Au-delà de ses merveilles naturelles, la réserve naturelle de Nam Xuan Lac recèle également d'innombrables vestiges historiques et mystères liés à la lutte du pays pour son indépendance.
La commune de Ban Thi conserve encore de nombreux vestiges historiques et culturels, tels que les fondations de l'usine centrale d'armement militaire, situées au sommet du mont Phja Khao. En 1947, le Comité central choisit ce site pour y établir l'Institut de recherche militaire, dirigé par le professeur Tran Dai Nghia.
Le village de Phja Khao abritait également l'école maternelle centrale pendant la guerre de résistance, de 1948 à 1954. C'est aussi là que la famille du camarade Pham Van Dong a vécu durant cette période. Le ministère des Finances était installé dans les villages de Hop Tien et Ban Nhuong et y a fonctionné de février 1947 à 1953. C'est également là que le gouvernement a établi la première imprimerie de billets de banque vietnamienne… Ainsi, l'ascension du Nam Xuan Lac ne se résume pas à repousser ses limites en alpinisme, mais permet aussi de découvrir bien d'autres choses intéressantes.
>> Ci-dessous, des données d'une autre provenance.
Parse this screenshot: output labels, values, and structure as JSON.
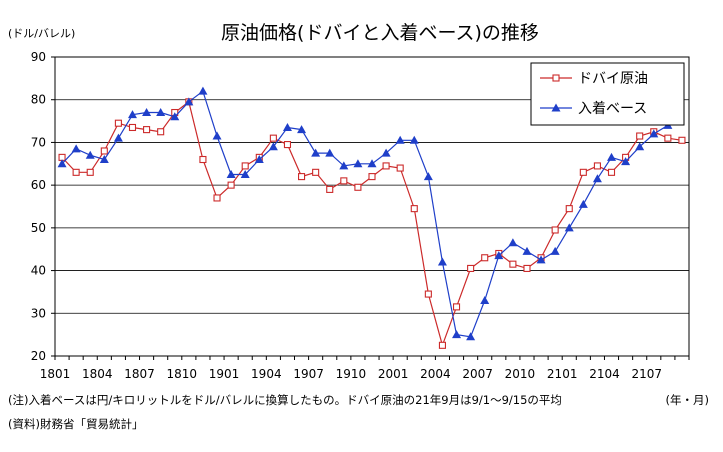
{
  "chart_data": {
    "type": "line",
    "title": "原油価格(ドバイと入着ベース)の推移",
    "ylabel": "(ドル/バレル)",
    "xlabel": "(年・月)",
    "ylim": [
      20,
      90
    ],
    "yticks": [
      20,
      30,
      40,
      50,
      60,
      70,
      80,
      90
    ],
    "xtick_labels": [
      "1801",
      "1804",
      "1807",
      "1810",
      "1901",
      "1904",
      "1907",
      "1910",
      "2001",
      "2004",
      "2007",
      "2010",
      "2101",
      "2104",
      "2107"
    ],
    "grid": true,
    "legend_position": "top-right",
    "series": [
      {
        "name": "ドバイ原油",
        "color": "#cc2a2a",
        "marker": "square-open",
        "values": [
          66.5,
          63.0,
          63.0,
          68.0,
          74.5,
          73.5,
          73.0,
          72.5,
          77.0,
          79.5,
          66.0,
          57.0,
          60.0,
          64.5,
          66.5,
          71.0,
          69.5,
          62.0,
          63.0,
          59.0,
          61.0,
          59.5,
          62.0,
          64.5,
          64.0,
          54.5,
          34.5,
          22.5,
          31.5,
          40.5,
          43.0,
          44.0,
          41.5,
          40.5,
          43.0,
          49.5,
          54.5,
          63.0,
          64.5,
          63.0,
          66.5,
          71.5,
          72.5,
          71.0,
          70.5
        ]
      },
      {
        "name": "入着ベース",
        "color": "#1f3fc9",
        "marker": "triangle-filled",
        "values": [
          65.0,
          68.5,
          67.0,
          66.0,
          71.0,
          76.5,
          77.0,
          77.0,
          76.0,
          79.5,
          82.0,
          71.5,
          62.5,
          62.5,
          66.0,
          69.0,
          73.5,
          73.0,
          67.5,
          67.5,
          64.5,
          65.0,
          65.0,
          67.5,
          70.5,
          70.5,
          62.0,
          42.0,
          25.0,
          24.5,
          33.0,
          43.5,
          46.5,
          44.5,
          42.5,
          44.5,
          50.0,
          55.5,
          61.5,
          66.5,
          65.5,
          69.0,
          72.0,
          74.0,
          null
        ]
      }
    ]
  },
  "notes": {
    "note1": "(注)入着ベースは円/キロリットルをドル/バレルに換算したもの。ドバイ原油の21年9月は9/1～9/15の平均",
    "source": "(資料)財務省「貿易統計」"
  }
}
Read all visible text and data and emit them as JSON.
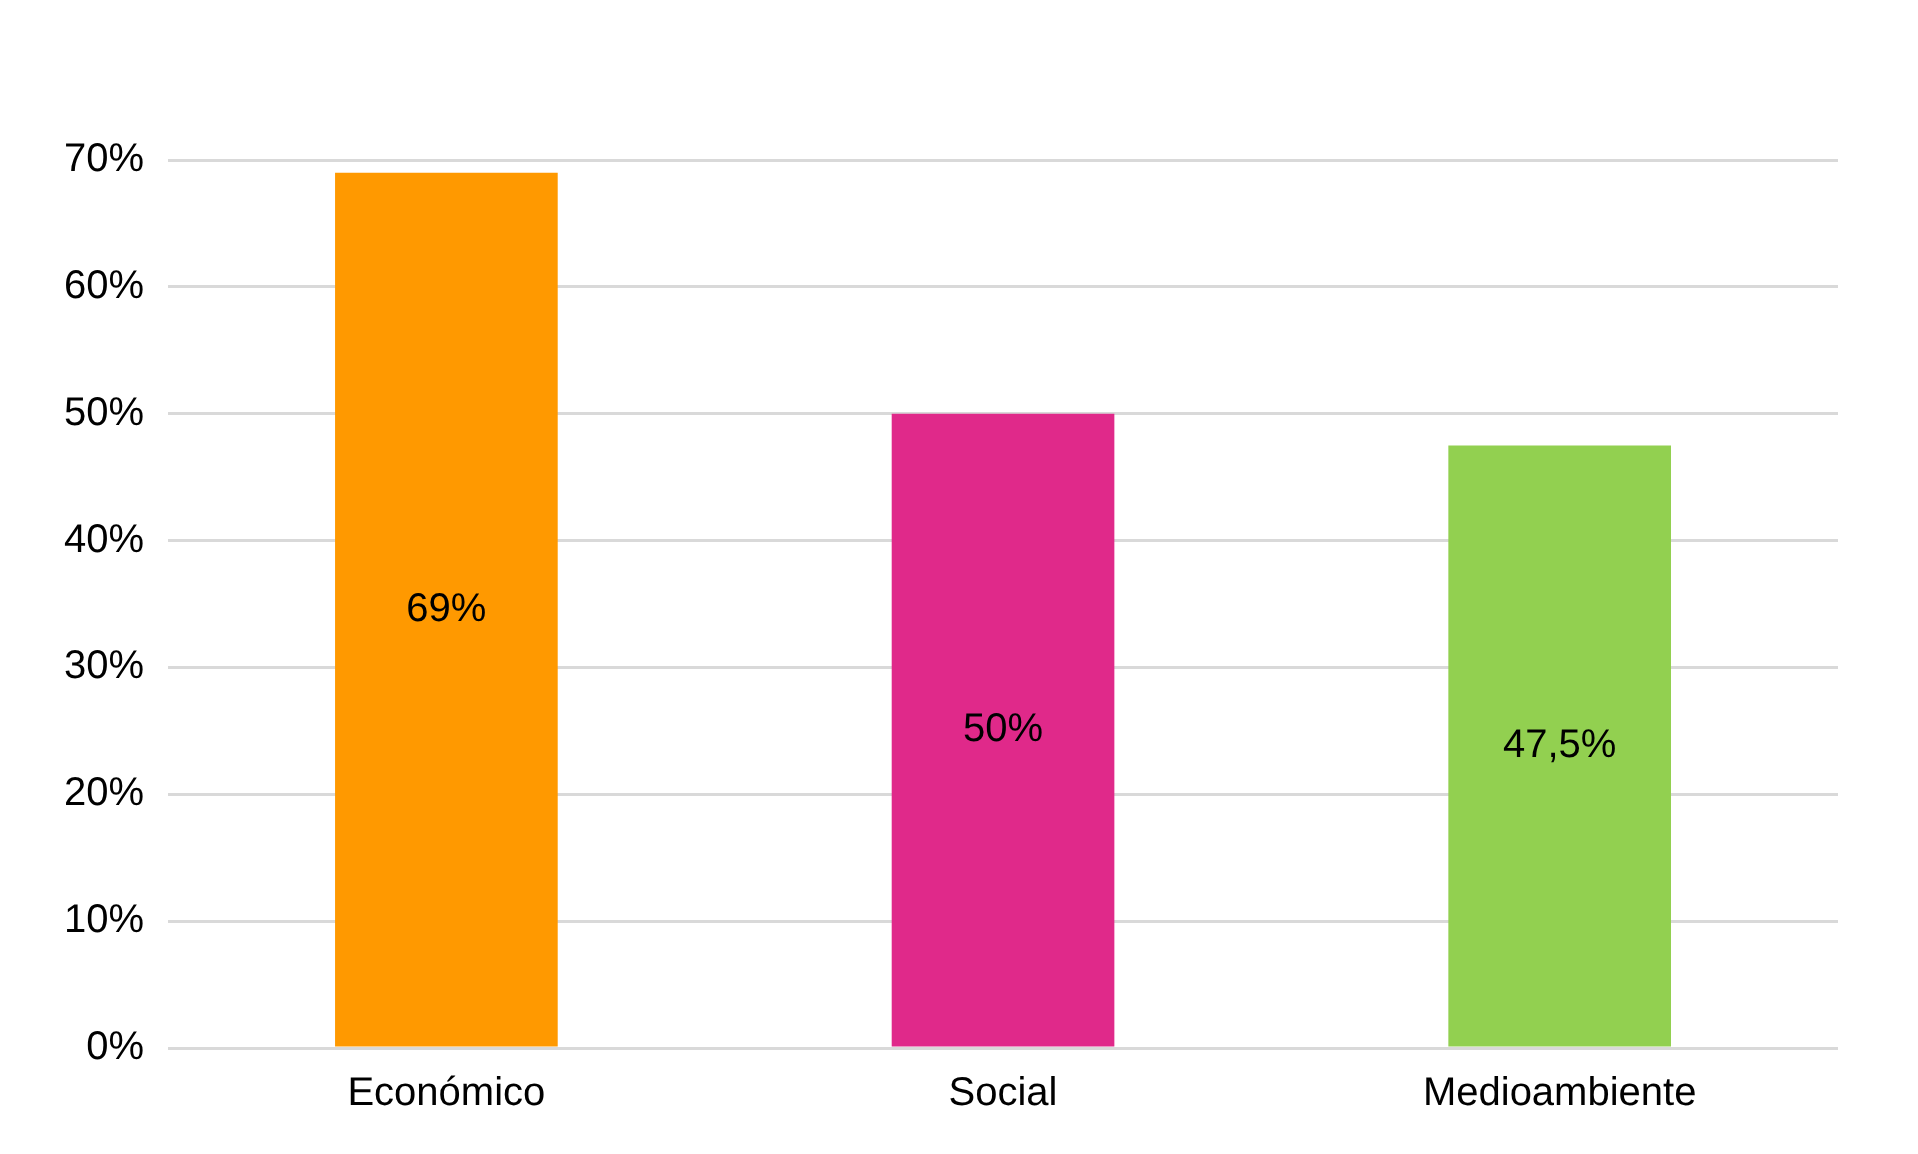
{
  "chart_data": {
    "type": "bar",
    "categories": [
      "Económico",
      "Social",
      "Medioambiente"
    ],
    "values": [
      69,
      50,
      47.5
    ],
    "colors": [
      "#ff9900",
      "#e0298a",
      "#92d050"
    ],
    "value_labels": [
      "69%",
      "50%",
      "47,5%"
    ],
    "ylim": [
      0,
      70
    ],
    "yticks": [
      {
        "value": 0,
        "label": "0%"
      },
      {
        "value": 10,
        "label": "10%"
      },
      {
        "value": 20,
        "label": "20%"
      },
      {
        "value": 30,
        "label": "30%"
      },
      {
        "value": 40,
        "label": "40%"
      },
      {
        "value": 50,
        "label": "50%"
      },
      {
        "value": 60,
        "label": "60%"
      },
      {
        "value": 70,
        "label": "70%"
      }
    ],
    "grid": "y",
    "legend": false
  }
}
Pourtant, pendant des décennies, à l'instar du système de câbles d'extraction minière, les chemins pavés dissimulés au cœur de la forêt ont maintenu en sommeil le potentiel écotouristique et historique du lac Nam Xuan. Ces chemins ne sont empruntés que par les gardes forestiers et les habitants locaux.
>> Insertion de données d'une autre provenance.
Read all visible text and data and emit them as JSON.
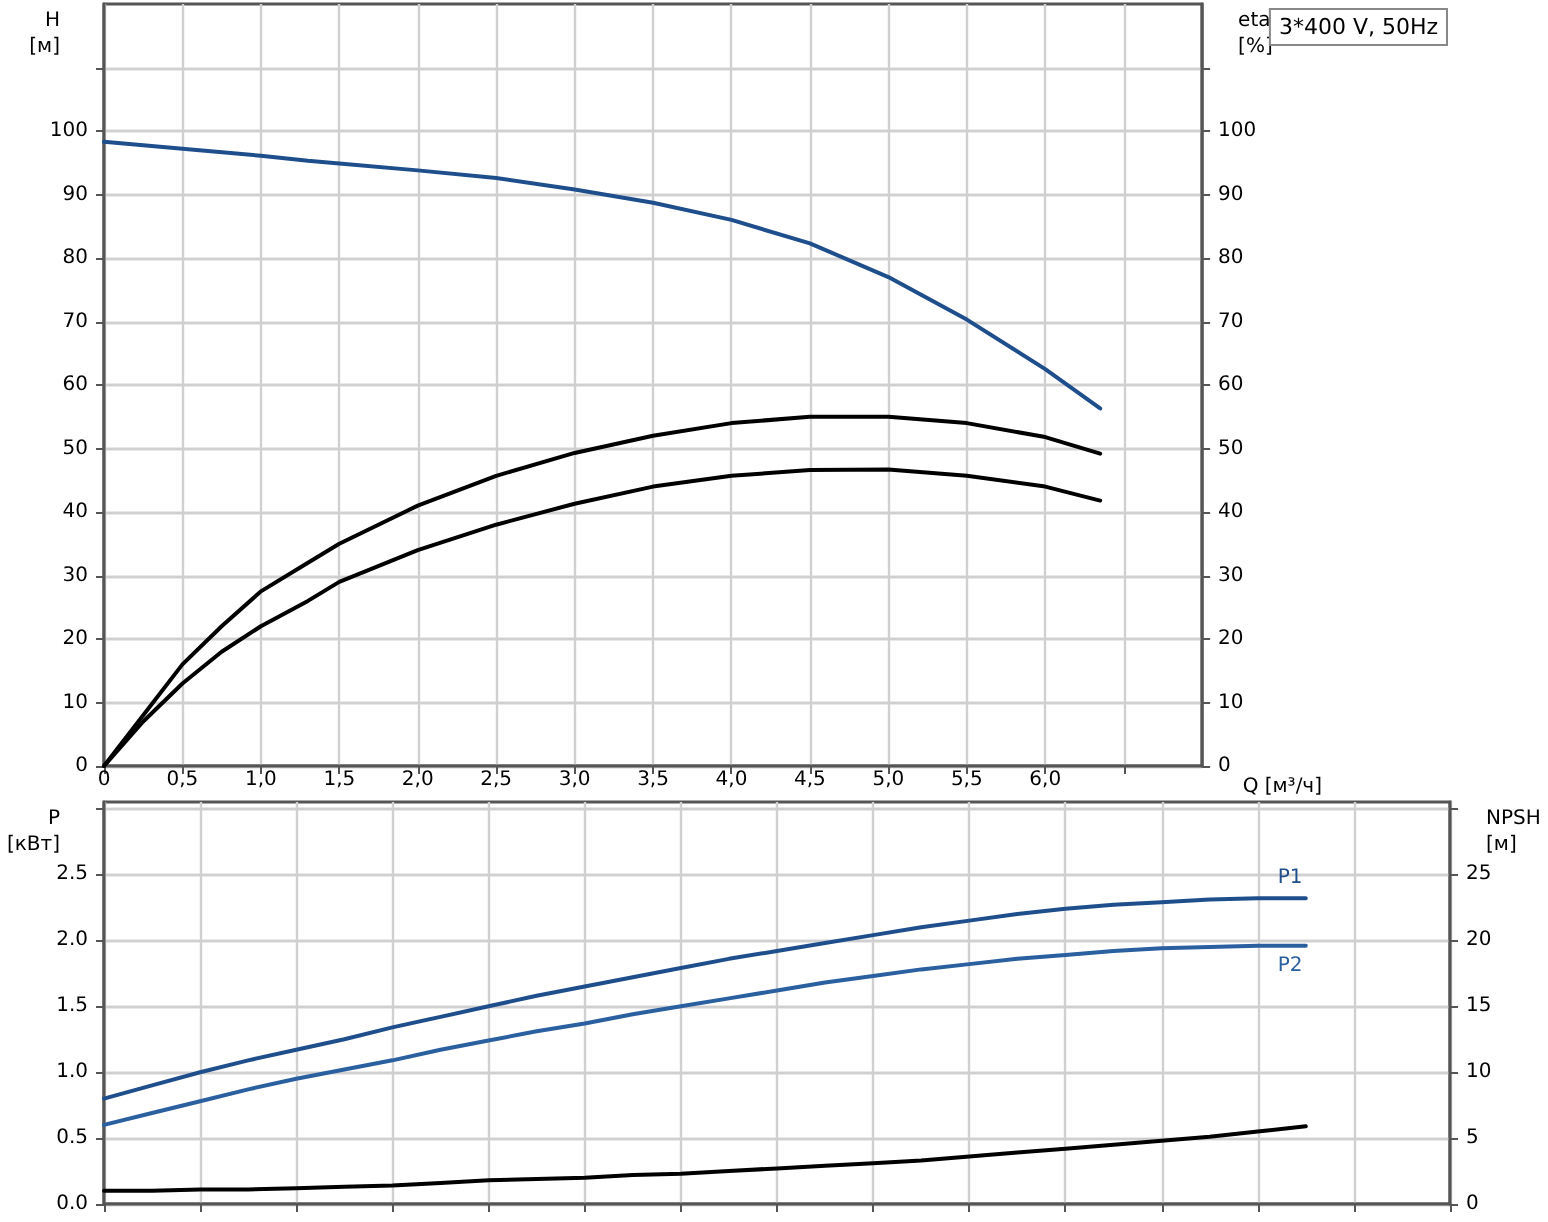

Début 2024, la province de Bac Kan a approuvé un projet d'écotourisme, de villégiature et de loisirs dans la zone de conservation des espèces et des habitats de Nam Xuan Lac. L'investissement total estimé pour ce projet dépasse 330 milliards de dongs. Cinq sites d'écotourisme, de villégiature et de loisirs, ainsi que neuf itinéraires touristiques, seront aménagés à Nam Xuan Lac. Selon les responsables du district de Cho Don, plusieurs investisseurs se sont rendus sur place pour se renseigner, étudier le projet et manifester leur intérêt pour le développement touristique de la région. C'est un signe très positif, et Nam Xuan Lac est en plein essor.